Conversational recommender systems (CRSs) provide users with an interactive means to express preferences and receive real-time personalized recommendations. The success of these systems is heavily influenced by the preference elicitation process. While existing research mainly focuses on what questions to ask during preference elicitation, there is a notable gap in understanding what role broader interaction patterns including tone, pacing, and level of proactiveness play in supporting users in completing a given task. This study investigates the impact of different conversational styles on preference elicitation, task performance, and user satisfaction with CRSs. We conducted a controlled experiment in the context of scientific literature recommendation, contrasting two distinct conversational styles, high involvement (fast paced, direct, and proactive with frequent prompts) and high considerateness (polite and accommodating, prioritizing clarity and user comfort) alongside a flexible experimental condition where users could switch between the two. Our results indicate that adapting conversational strategies based on user expertise and allowing flexibility between styles can enhance both user satisfaction and the effectiveness of recommendations in CRSs. Overall, our findings hold important implications for the design of future CRSs.

Paper Structure

This paper contains 19 sections, 4 figures, 4 tables.

Figures (4)

  • Figure 1: Contrasting example conversations between two conversational styles for the same user need.
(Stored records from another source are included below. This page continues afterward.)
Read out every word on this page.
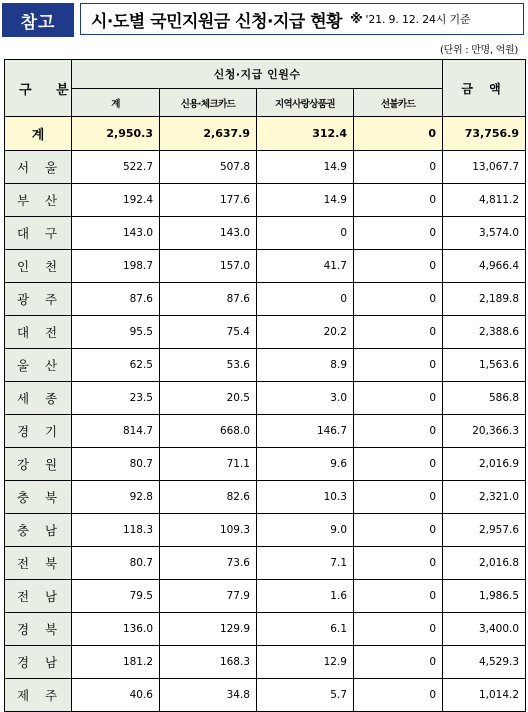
참고	시·도별 국민지원금 신청·지급 현황 ※ '21. 9. 12. 24시 기준
(단위 : 만명, 억원)
구 분	신청·지급 인원수				금 액
	계	신용·체크카드	지역사랑상품권	선불카드	
계	2,950.3	2,637.9	312.4	0	73,756.9
서 울	522.7	507.8	14.9	0	13,067.7
부 산	192.4	177.6	14.9	0	4,811.2
대 구	143.0	143.0	0	0	3,574.0
인 천	198.7	157.0	41.7	0	4,966.4
광 주	87.6	87.6	0	0	2,189.8
대 전	95.5	75.4	20.2	0	2,388.6
울 산	62.5	53.6	8.9	0	1,563.6
세 종	23.5	20.5	3.0	0	586.8
경 기	814.7	668.0	146.7	0	20,366.3
강 원	80.7	71.1	9.6	0	2,016.9
충 북	92.8	82.6	10.3	0	2,321.0
충 남	118.3	109.3	9.0	0	2,957.6
전 북	80.7	73.6	7.1	0	2,016.8
전 남	79.5	77.9	1.6	0	1,986.5
경 북	136.0	129.9	6.1	0	3,400.0
경 남	181.2	168.3	12.9	0	4,529.3
제 주	40.6	34.8	5.7	0	1,014.2
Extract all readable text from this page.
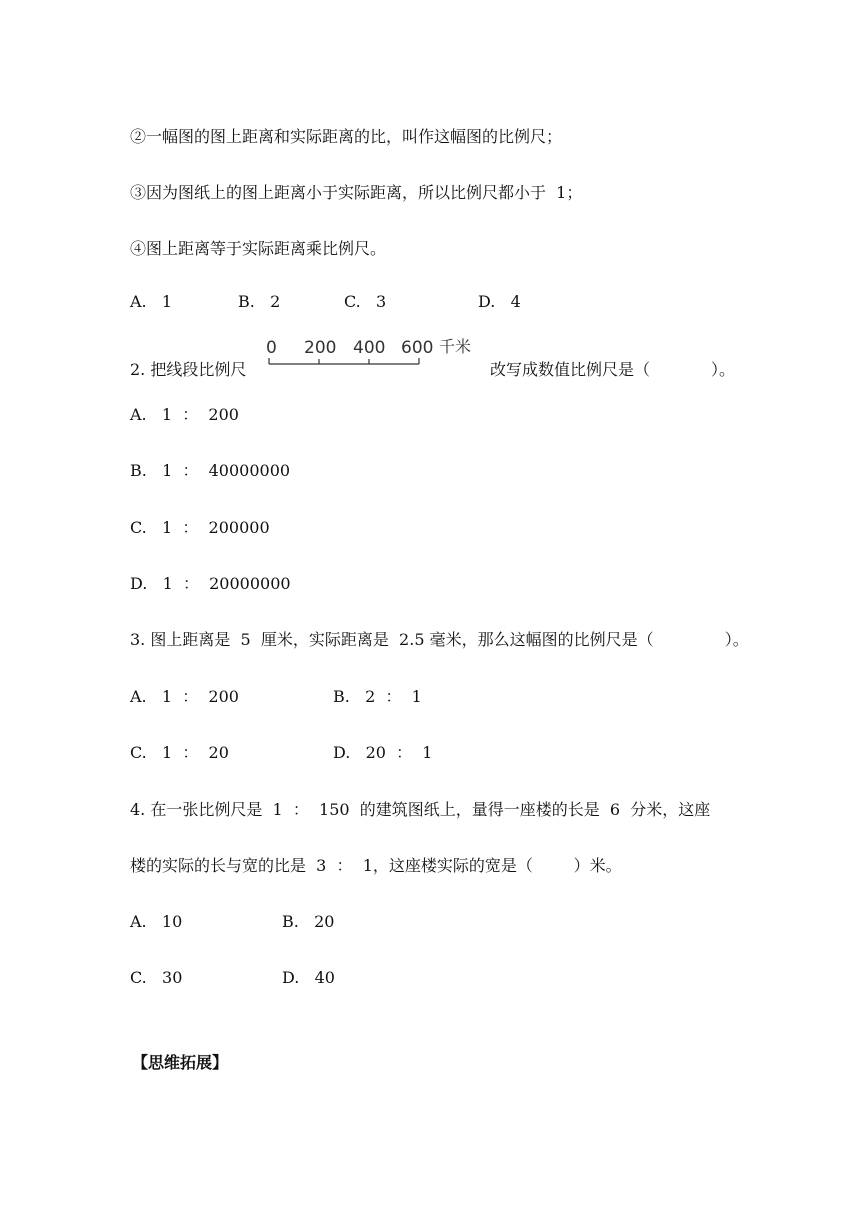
②一幅图的图上距离和实际距离的比，叫作这幅图的比例尺；
③因为图纸上的图上距离小于实际距离，所以比例尺都小于  1；
④图上距离等于实际距离乘比例尺。
A.   1	B.   2	C.   3	D.   4
2. 把线段比例尺
0 200 400 600 千米
改写成数值比例尺是（            ）。
A.   1  ：  200
B.   1  ：  40000000
C.   1  ：  200000
D.   1  ：  20000000
3. 图上距离是  5  厘米，实际距离是  2.5 毫米，那么这幅图的比例尺是（              ）。
A.   1  ：  200	B.   2  ：  1
C.   1  ：  20	D.   20  ：  1
4. 在一张比例尺是  1  ：  150  的建筑图纸上，量得一座楼的长是  6  分米，这座
楼的实际的长与宽的比是  3  ：  1，这座楼实际的宽是（        ）米。
A.   10	B.   20
C.   30	D.   40
【思维拓展】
HighInv style on the left and HighCon style on the right.
  • Figure 2: The user journey through the study phases: pre-task familiarization, main task interaction with the conversational system (counterbalanced with respect to which style is first encountered by participants), and post-task feedback. Participants completed three tasks in a randomized order with varying conversational styles, followed by feedback after each task.
  • Figure 3: Dialogue flow. The green path shows the main flow for the HighInv, while the orange shows the path for the HighCon conversational style.
  • Figure 4: Architecture of the Conversational Scholarly Assistant (CSA) system used in this study.